4. You have a fully executed purchase contract on the property: Don’t think for a moment that private investors and lenders will waste their time on your project without this.
5. You have the essential property financials: Your deal won’t stand a chance without a pro forma projecting income, expenses, mortgage payments and net profit over a minimum of two years or the duration you plan to hold the property. This needs to be based on fact and not just assumptions in the listing broker’s offering. You absolutely have to have actual current and historical rent rolls and profit and loss statements.
6. Your pro forma shows strong financial returns: This is also a big one. After repositioning the property, investors need to get excited about the return on their investment. A minimum of 8% annual cash-on-cash return (CCR) is essential. Of course, 10%-12% is much better. More important is the annual internal rate of return (IRR). This is income from operations and appreciation combined. Commercial properties almost always earn more from appreciation than operations.
7. You have the best team members: These experts make you and your deal look good to investors and lenders. We are talking about a highly respected and experienced buyer’s real estate broker, an experienced high net worth investor, a commercial real estate attorney and a property management company.
8. You have an outstanding executive summary: This should be four pages or less and sell your deal for you to investors and lenders. Start out by knocking their socks off with the properties projected annual CCR and IRR. Then give an enticing description of the property, including its location and access to major shopping and freeways. Add to this what you are paying for it, the cost of your value adds and an estimate of what it will be worth in so many years. Don’t forget to mention risks and how you will mitigate them. Showing that the property can break even at 75% or lower occupancy can bulletproof it during a recession. Conclude with your exit strategy.

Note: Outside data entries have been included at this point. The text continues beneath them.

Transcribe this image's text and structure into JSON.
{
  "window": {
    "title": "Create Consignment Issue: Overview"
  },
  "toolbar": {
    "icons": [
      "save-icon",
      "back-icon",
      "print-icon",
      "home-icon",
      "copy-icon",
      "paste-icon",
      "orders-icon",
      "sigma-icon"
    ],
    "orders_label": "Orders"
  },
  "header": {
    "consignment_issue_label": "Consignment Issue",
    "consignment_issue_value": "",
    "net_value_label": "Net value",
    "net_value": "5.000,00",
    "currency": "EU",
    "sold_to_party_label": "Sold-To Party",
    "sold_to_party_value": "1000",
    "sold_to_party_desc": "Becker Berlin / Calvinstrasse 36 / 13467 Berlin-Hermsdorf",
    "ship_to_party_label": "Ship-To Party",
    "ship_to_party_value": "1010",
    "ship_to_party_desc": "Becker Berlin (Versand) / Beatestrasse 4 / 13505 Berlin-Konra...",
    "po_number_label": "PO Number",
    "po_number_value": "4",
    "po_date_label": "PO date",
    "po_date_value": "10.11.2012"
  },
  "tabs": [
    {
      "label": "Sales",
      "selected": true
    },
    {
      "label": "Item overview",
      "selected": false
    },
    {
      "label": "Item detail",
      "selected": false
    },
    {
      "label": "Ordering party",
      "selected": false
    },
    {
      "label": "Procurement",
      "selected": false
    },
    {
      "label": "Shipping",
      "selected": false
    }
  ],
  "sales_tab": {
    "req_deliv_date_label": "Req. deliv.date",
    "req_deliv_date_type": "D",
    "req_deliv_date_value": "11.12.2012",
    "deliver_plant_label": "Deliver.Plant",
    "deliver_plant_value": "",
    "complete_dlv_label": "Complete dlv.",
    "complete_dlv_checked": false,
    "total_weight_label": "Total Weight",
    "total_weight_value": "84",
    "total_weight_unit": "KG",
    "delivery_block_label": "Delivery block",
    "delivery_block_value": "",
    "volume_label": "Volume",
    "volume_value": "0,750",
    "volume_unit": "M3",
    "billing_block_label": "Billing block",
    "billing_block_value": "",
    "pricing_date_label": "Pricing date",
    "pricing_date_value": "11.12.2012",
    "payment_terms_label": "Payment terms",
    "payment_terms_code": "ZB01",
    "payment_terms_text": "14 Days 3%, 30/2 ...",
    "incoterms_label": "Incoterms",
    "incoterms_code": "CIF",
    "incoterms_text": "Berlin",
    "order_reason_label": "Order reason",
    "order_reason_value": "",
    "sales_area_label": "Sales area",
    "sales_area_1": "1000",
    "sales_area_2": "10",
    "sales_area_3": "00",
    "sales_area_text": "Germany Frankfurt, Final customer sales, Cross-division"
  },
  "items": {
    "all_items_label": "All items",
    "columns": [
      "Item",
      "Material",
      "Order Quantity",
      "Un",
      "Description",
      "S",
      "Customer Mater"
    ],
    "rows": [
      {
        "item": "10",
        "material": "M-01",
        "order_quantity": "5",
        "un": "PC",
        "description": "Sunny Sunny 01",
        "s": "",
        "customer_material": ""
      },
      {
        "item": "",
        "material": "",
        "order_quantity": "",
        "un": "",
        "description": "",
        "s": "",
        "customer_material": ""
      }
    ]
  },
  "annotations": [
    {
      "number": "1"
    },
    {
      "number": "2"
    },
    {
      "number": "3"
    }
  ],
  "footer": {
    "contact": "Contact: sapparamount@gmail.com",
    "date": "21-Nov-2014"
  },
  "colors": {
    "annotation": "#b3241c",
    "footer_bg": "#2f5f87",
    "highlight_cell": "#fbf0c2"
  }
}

So if you want to buy a commercial property without money or experience, follow this tried and tested recipe. To ensure your success, you will need to practice a great delivery for investors and lenders. For many, this will entail “faking it until you make it.” Be sure to rehearse your presention in front of your friends, spouse, kids or even your pets. Throwing in some commercial real estate jargon such as cap rate, cash-on-cash return and capital improvements will really make you look like a pro.